If you start asking your readers about something like this on a comments thread, you will be limited in what you can do with the results. So you have to start by thinking: ‘What is the best tool for what I want to know?’ Is it a comment thread? Or is it building an app? And if it is building an app, you have to think ‘Is this worth the wait? And is it worth the resources that are required to do it?’
In this case we thought of Google Forms. If someone fills in the form you can see the result as a row on a spreadsheet. This meant that even if it was still updating, even if results were still coming in, I could open up the spreadsheet and see all of the results straight away.
I could have tried to do the work in Google but I downloaded it into Microsoft Excel and then did things like sort it from low to high and found the people who decided to write in instead of putting digits on how much they spent and fixed all of those. I decided not to exclude as little as I could. So rather than taking only valid responses, I tried to fix other ones. People had used foreign currencies so I converted them to sterling, all of which was a bit painstaking.
But the whole analysis was done in a few hours, and I knocked out the obviously silly entries. A lot of people decided to fill it out pointing out they spent nothing on tickets. That’s a bit facetious but fine. That was less than a hundred out of over seven thousands entries.
Then there were a few dozen who put in obviously fake high amounts to try to distort the results. Things like ten million pounds. So that left me with a set that I could use with the normal data principles we use every day. I did what’s called a ‘pivot table’. I did some averaging. That kind of thing.
We didn’t have any idea how much momentum the project would have, so it was just me working with the Sports blog editor. We put our heads together and thought this might be a fun project. We did it, start to finish, in 24 hours. We had the idea, we put something up at lunch time, we put it on the front of the site, we saw it was proving quite popular, we kept it on the front of the site for the rest of the day and we presented the results online the next morning.
We decided to use Google Docs because it gives complete control over the results. I didn’t have to use anyone else’s analytic tools. I can put it easily into a database software or into spreadsheets. When you start using specialist polling software, you are often restricted to using their tools. If the information we’d been asking for was particularly sensitive, we might have hesitated before using Google and thought about doing something ‘in house’. But generally, it is very easy to drop a Google Form into a Guardian page and it’s virtually invisible to the user that we are using one. So it is very convenient.

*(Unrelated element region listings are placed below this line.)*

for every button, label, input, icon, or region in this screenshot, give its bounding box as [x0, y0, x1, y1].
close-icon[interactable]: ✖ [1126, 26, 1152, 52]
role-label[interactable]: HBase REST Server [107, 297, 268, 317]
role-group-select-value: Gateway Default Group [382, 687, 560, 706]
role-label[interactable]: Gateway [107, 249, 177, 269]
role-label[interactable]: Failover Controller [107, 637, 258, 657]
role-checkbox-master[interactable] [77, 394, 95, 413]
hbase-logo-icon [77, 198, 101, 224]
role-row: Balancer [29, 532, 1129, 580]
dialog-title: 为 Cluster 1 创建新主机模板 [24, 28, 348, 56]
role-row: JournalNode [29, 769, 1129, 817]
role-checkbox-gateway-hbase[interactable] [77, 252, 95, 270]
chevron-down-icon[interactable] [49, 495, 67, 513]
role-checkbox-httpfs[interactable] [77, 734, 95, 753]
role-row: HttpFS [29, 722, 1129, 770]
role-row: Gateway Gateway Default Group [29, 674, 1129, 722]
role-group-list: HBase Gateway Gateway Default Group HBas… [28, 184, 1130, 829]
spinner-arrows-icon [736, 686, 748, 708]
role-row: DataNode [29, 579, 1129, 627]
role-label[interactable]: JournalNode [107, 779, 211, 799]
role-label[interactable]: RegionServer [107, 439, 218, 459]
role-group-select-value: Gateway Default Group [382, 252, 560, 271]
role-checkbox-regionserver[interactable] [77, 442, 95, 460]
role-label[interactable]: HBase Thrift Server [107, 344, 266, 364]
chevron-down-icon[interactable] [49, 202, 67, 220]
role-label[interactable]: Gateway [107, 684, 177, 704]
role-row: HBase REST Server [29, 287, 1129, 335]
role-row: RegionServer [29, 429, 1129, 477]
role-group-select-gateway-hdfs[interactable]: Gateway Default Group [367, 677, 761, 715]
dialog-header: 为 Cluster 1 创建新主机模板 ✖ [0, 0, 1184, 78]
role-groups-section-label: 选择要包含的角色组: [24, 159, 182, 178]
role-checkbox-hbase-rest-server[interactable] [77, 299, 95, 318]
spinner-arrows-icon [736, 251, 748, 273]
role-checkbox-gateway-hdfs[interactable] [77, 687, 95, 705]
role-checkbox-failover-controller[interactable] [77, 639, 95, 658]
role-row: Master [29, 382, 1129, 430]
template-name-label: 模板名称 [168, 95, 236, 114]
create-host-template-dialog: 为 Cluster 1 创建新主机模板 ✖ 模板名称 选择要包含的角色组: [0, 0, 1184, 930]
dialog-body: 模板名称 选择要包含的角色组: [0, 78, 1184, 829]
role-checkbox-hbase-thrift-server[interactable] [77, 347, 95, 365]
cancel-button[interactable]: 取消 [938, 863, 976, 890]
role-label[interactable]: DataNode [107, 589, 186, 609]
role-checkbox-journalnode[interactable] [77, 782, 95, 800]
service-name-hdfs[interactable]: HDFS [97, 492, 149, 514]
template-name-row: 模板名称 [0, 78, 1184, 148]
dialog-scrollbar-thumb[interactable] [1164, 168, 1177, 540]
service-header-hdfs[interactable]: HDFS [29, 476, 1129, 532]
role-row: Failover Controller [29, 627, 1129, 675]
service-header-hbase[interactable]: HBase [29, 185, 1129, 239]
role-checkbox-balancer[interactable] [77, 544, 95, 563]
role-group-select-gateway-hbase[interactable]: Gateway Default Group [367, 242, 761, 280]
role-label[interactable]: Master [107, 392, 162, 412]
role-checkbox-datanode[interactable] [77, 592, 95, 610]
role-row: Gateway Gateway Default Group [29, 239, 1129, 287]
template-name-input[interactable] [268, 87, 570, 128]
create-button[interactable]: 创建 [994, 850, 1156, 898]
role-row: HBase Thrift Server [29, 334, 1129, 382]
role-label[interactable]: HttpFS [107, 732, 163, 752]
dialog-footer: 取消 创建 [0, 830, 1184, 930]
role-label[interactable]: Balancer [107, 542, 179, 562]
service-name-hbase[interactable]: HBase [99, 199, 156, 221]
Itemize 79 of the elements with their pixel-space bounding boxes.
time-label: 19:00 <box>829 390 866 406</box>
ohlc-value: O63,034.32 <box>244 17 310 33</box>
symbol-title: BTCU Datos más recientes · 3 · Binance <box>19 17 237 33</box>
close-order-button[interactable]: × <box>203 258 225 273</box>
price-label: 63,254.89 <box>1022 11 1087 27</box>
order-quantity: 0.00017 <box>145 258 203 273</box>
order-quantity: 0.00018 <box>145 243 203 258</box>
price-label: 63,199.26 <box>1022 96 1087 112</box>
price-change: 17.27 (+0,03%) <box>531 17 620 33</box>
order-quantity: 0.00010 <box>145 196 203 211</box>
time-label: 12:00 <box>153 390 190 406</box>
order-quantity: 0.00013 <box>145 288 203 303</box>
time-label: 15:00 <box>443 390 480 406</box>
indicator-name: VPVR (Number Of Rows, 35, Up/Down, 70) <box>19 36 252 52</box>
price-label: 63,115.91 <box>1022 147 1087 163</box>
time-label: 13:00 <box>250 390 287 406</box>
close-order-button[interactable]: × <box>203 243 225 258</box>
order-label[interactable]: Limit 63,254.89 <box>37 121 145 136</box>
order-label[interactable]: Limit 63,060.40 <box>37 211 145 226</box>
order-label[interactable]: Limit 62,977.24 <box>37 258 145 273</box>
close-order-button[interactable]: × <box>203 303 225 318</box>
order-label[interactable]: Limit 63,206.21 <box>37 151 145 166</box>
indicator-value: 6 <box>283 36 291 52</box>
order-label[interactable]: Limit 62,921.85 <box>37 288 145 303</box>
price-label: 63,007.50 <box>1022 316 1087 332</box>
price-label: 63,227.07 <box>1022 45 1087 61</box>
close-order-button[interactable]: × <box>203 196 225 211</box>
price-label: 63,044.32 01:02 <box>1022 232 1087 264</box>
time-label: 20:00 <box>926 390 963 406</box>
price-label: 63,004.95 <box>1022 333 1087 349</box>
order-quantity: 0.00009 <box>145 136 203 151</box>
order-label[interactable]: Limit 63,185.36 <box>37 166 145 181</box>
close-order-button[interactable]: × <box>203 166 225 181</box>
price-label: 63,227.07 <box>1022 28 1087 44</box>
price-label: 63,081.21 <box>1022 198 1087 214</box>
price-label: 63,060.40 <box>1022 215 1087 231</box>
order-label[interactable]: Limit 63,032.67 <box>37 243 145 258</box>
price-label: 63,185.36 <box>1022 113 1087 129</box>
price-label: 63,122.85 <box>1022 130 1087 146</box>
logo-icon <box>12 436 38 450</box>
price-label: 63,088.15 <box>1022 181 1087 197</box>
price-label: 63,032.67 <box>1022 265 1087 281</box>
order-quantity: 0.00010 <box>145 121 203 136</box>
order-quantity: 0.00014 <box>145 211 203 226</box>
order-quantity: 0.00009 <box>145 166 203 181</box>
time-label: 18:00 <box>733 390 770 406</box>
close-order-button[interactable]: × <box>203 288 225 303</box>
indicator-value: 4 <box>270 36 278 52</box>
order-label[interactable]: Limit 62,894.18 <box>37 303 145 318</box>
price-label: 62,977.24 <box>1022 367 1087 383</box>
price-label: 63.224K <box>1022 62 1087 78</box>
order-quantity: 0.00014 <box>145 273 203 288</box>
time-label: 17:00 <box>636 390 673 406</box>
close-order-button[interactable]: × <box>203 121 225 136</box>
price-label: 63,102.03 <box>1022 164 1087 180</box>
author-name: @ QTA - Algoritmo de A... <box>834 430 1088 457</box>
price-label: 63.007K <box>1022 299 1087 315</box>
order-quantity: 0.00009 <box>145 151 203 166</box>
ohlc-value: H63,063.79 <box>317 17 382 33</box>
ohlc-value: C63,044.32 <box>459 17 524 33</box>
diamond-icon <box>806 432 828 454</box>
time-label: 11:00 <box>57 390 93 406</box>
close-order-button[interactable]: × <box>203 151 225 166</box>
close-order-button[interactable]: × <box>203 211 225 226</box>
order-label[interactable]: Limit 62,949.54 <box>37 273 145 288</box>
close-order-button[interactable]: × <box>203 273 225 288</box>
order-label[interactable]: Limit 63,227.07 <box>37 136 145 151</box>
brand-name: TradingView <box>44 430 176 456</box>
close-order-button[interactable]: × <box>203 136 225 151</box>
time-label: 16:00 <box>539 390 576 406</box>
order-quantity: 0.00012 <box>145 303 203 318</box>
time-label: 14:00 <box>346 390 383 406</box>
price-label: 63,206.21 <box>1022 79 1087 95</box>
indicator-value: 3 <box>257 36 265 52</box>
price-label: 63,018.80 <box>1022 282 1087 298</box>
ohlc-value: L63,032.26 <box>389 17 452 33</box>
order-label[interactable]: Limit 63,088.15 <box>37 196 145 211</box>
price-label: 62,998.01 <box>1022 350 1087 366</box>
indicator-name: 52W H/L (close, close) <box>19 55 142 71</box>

In terms of advice for data journalists who want to use crowdsourcing: you have to have very specific things you want to know. Ask things that get multiple choice responses as much as possible. Try to get some basic demographics of who you are talking to so you can see if your sample might be biased. If you are asking for amounts and things like this, try in the guidance to specify that it’s in digits, that they have to use a specific currency and things like that. A lot won’t, but the more you hold their hand through, the better. And always, always add a comment box because a lot of people will fill out the other things but what they really want is to give you their opinion on the story. Especially on a consumer story or an outrage.